How to avoid implementing Lean Software Development in your company!
In this day and age most companies either want to, or have already adopted Lean software development – at least management think they have adopted it. But what lies behind this concept of ‘Lean’? Continue reading and discover the six core principles and strategies and how to avoid implementing them.
Eliminate waste
This principle requires that you don’t spend time developing unnecessary features for your Application.

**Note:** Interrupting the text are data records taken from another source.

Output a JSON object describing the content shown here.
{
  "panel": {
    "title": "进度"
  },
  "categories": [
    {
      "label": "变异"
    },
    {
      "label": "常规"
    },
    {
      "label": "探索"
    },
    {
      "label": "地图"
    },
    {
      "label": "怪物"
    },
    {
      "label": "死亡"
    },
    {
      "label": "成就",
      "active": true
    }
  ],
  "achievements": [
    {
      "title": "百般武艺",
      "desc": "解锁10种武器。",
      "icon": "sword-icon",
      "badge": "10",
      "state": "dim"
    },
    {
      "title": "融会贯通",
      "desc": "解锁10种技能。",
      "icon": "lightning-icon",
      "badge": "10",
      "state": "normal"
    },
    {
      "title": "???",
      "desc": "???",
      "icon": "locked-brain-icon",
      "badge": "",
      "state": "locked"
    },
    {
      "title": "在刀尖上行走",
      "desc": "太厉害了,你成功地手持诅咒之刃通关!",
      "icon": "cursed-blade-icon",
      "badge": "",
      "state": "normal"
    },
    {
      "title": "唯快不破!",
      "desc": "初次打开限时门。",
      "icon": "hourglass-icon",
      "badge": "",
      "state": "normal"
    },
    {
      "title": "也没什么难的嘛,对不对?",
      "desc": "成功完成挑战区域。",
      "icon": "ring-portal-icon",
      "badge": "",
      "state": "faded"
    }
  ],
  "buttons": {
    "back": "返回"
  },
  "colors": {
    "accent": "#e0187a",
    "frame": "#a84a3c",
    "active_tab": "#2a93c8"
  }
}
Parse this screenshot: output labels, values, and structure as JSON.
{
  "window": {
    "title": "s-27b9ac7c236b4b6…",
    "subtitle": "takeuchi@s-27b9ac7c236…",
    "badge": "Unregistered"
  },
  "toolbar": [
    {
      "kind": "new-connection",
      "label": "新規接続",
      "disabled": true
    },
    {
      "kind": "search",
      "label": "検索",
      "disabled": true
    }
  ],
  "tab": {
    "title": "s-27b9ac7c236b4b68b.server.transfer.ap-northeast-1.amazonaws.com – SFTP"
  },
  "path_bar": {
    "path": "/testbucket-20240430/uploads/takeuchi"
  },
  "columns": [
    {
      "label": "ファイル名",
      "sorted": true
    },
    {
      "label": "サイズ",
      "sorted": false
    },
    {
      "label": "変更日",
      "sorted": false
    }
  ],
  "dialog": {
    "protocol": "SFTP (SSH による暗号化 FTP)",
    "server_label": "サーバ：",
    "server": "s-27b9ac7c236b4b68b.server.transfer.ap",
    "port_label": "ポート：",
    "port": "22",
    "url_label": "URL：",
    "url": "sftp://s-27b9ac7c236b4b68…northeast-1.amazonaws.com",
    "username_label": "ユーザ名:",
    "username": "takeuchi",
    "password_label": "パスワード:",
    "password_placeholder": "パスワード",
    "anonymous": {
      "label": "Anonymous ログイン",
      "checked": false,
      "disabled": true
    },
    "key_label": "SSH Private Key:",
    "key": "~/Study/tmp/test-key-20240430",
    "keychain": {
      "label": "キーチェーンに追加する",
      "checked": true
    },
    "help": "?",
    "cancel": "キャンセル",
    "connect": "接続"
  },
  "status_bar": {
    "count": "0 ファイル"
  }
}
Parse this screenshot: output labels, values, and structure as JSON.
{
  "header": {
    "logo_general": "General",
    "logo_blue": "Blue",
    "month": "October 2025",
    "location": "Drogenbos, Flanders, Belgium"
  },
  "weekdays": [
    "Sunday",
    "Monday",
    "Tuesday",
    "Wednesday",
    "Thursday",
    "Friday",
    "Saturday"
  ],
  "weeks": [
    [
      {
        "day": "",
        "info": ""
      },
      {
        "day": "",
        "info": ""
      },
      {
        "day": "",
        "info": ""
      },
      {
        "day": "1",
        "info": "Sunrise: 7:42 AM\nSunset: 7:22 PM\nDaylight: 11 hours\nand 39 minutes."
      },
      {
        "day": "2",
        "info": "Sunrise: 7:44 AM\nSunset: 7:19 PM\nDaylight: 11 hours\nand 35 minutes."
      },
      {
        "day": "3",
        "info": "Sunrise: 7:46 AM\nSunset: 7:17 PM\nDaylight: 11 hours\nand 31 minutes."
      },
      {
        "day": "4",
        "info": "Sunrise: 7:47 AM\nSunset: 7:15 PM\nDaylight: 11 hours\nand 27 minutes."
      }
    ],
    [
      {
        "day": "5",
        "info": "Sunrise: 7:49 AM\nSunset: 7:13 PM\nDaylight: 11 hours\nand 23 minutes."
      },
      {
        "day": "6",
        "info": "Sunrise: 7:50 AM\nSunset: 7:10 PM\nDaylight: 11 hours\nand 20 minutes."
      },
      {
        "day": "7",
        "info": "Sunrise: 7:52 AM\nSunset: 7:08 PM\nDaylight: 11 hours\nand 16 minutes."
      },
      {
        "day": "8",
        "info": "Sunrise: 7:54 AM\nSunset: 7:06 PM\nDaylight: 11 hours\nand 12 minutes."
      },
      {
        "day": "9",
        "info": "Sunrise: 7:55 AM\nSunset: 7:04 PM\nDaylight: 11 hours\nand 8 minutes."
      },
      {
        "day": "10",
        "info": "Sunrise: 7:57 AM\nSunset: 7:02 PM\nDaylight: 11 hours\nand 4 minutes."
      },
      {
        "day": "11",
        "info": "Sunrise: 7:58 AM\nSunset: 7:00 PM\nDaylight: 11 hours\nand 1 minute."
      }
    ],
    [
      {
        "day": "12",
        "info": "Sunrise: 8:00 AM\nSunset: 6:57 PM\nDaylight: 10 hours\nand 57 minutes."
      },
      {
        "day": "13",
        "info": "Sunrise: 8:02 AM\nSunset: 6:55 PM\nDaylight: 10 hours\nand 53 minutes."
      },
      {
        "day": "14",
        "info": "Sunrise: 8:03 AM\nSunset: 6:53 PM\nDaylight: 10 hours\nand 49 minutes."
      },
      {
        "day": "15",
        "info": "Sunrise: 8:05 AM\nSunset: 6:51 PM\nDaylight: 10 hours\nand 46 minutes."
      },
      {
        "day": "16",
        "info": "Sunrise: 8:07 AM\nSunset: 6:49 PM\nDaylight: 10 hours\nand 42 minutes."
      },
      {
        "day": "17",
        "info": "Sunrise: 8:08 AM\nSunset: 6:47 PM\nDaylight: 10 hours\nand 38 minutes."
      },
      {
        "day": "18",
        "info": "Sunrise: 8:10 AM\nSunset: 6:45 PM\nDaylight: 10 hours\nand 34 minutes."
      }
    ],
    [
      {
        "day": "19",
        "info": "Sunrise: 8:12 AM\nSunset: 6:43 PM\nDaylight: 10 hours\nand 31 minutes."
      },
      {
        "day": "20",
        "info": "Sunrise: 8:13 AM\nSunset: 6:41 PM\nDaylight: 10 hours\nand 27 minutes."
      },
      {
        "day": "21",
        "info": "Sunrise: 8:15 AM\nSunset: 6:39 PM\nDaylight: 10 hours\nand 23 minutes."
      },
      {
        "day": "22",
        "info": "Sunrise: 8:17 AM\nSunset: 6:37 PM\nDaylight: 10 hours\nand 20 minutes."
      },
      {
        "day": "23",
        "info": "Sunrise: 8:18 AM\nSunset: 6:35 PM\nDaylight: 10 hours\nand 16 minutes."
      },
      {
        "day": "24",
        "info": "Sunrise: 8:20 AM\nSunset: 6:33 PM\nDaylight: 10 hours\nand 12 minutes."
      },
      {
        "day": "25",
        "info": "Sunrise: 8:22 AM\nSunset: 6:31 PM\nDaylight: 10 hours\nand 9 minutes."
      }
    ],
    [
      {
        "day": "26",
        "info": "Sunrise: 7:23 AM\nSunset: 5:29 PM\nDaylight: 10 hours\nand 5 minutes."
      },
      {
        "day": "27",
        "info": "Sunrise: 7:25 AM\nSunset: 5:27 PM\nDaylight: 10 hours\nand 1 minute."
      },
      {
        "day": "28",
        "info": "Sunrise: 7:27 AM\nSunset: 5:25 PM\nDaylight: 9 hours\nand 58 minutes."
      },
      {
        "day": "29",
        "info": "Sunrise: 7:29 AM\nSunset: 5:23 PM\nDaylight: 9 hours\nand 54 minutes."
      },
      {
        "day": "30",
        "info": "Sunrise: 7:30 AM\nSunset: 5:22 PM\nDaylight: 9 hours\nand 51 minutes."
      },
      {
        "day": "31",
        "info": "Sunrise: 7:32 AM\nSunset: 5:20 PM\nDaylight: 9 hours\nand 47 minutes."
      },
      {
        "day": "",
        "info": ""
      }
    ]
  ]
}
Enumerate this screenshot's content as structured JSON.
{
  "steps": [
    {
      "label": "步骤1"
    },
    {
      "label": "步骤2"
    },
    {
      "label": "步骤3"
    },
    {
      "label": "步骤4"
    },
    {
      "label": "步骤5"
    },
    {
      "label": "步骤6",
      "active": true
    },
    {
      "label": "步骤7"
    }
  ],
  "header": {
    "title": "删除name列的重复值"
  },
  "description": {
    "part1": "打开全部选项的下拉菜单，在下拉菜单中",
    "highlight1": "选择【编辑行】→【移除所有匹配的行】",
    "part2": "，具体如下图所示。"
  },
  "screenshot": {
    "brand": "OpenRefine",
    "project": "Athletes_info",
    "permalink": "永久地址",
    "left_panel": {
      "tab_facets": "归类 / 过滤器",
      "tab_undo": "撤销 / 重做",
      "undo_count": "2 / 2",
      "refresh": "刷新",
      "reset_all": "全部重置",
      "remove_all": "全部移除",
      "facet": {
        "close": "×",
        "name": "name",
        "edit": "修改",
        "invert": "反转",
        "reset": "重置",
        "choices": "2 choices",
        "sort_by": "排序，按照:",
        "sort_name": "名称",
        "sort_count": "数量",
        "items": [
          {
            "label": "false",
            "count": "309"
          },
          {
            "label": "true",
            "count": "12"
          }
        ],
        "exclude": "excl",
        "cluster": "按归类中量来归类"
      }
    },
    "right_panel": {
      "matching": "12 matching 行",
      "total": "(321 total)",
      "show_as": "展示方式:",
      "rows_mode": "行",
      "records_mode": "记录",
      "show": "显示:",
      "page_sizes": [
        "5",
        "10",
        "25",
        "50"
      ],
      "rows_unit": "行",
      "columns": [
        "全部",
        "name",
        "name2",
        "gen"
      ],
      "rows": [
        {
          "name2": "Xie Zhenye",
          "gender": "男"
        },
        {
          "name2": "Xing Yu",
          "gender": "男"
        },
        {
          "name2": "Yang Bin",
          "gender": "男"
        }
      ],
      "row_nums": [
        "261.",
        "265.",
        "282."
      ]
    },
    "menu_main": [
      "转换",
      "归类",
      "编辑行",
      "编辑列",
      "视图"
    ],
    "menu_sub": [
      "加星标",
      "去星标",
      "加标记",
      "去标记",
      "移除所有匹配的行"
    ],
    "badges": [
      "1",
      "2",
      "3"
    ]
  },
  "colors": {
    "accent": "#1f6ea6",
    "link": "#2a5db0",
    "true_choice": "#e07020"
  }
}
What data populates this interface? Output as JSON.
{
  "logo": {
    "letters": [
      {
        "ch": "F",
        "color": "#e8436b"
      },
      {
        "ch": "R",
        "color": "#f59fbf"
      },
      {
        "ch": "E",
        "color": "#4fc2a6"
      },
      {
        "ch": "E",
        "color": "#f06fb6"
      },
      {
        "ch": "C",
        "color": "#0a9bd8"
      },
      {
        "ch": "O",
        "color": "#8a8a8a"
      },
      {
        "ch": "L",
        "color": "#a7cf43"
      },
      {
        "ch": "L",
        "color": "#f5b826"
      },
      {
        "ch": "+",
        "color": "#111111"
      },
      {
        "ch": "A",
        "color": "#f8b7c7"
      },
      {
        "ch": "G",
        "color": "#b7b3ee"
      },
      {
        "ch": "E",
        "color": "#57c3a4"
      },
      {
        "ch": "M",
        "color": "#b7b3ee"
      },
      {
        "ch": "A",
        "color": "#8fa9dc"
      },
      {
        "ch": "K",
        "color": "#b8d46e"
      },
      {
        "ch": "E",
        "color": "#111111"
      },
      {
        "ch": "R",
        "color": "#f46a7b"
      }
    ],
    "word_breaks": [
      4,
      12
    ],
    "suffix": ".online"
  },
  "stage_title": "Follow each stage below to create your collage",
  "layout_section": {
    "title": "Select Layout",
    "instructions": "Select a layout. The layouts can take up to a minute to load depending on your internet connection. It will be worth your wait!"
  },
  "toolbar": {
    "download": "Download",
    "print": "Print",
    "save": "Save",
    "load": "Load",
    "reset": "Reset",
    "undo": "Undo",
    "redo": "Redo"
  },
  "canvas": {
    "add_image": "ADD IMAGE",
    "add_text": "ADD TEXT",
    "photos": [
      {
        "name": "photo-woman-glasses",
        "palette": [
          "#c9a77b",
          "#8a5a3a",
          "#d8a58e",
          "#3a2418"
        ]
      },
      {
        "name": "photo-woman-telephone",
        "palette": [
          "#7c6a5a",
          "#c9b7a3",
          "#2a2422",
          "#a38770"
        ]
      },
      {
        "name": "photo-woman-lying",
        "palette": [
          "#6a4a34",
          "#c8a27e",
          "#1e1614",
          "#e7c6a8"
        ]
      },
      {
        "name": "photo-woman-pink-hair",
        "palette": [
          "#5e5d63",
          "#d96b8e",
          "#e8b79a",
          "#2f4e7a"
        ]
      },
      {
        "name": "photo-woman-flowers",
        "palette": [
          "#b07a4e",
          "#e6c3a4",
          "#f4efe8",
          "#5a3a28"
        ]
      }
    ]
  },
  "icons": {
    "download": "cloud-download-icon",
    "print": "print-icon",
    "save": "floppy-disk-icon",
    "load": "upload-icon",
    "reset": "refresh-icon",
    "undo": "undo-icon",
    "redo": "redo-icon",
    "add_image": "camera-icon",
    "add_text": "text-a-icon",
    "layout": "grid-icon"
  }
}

So how can your organization avoid eliminating waste? First you need to make sure the developers don’t talk directly to people with domain knowledge. There needs to be a middle
man, preferably several layers of middle management, so that the requirements are not clearly communicated to the developers and they have no clear understanding of ‘definition of done’. This way the application will have to go through several unnecessary iterations due to miscommunicated requirements.
Amplify learning
Give your developers time between projects. If you give your developers time to breathe and analyze their previous work, they might learn something from their previous task. Some parts of the project might be extracted and used in future projects.
This is one of the simplest to avoid. Just shred your development teams down to a skeleton crew and give them more responsibility than they can handle, preferably across several projects at once, forcing them to context switch continually. You should never allow your
developers to attend conventions, courses or take certifications, we don’t want them to receive new impulses. Progress in this fashion and your developers will be prevented from learning new technologies and techniques.
Decide as late as possible
The decision to implement a specific feature should be done as far into development as possible, the rasjonal being to push making a decision to a time when you have enough facts. Ensuring your teams does not implemented functionality that is ‘wrong’ or unnecessary.
Avoiding this principle is an inevitability. If you followed along with how to avoid eliminating waste, you learned that you need to isolate your team from people with domain
knowledge. This will ensure that decisions have been made long before the requirements are delivered to your developers, making sure they implement functionality that is both ‘wrong’ and unnecessary.
Deliver as fast as possible
In the current climate it is imperative for your organization to be able to identify a problem or
business case that will provide value and develop a solution as fast as possible.
Every project and initiative your organisation comes up with needs to be planned then vetted and redrawn several times before your developers even know about it. This will ensure that your plans and requirements will be implemented as slowly as possible, due to your developers lack of knowledge of the problem and how the solution they are developing will
provide value.
Empower the team
Give your developers the autonomy to make decisions on their own without involving higher management. Teams with more autonomy will spend less time communicating with
management and more time developing the solution.
You need to ensure that your developers are never involved the decision-making process. The single point of contact should be the project manager. Use your developers as glorified accountants. Tell them what to do and how to implement it. Developers should not worry about decisions that are made at higher levels of the project. Actually, they should not have to worry about anything other than their given task.
See the whole
A system is more than the sum of its parts. If your developers understand how the organisation works, the different development teams will be better able to integrate their systems with other parts of the organisation.
Isolating your teams is key. Under no circumstances should developers of one team talk to the developers of another team, ensuring your developers have a singular focus; solving their given task. This will prohibit your team from sharing knowledge with another team in the organisation which may already have solved the same problem. There is always another wheel to invent. There is no need to come up with an integration strategy before the development phase, that is something you can do later.
Closing remarks
Some of my remarks made earlier in the article might be hyperbolic and obviously something you’re not doing. Maybe some parts of your organisation have embraced the ‘lean’ model while other parts have not. This is untimely. Every single part needs to embrace ‘lean’ and be a part of the decision-making process. Management’s role in the organisation is to facilitate an environment where developers can do their work more efficiently, not to prohibit their work by isolating them from other parts of the organisation. The point I’m trying to make here is that if your organisation has a ‘tall’ hierarchy where decisions are mostly made at the top, and your development teams work in a vacuum, you are probably not doing Lean Software development and therefore doing more harm than good.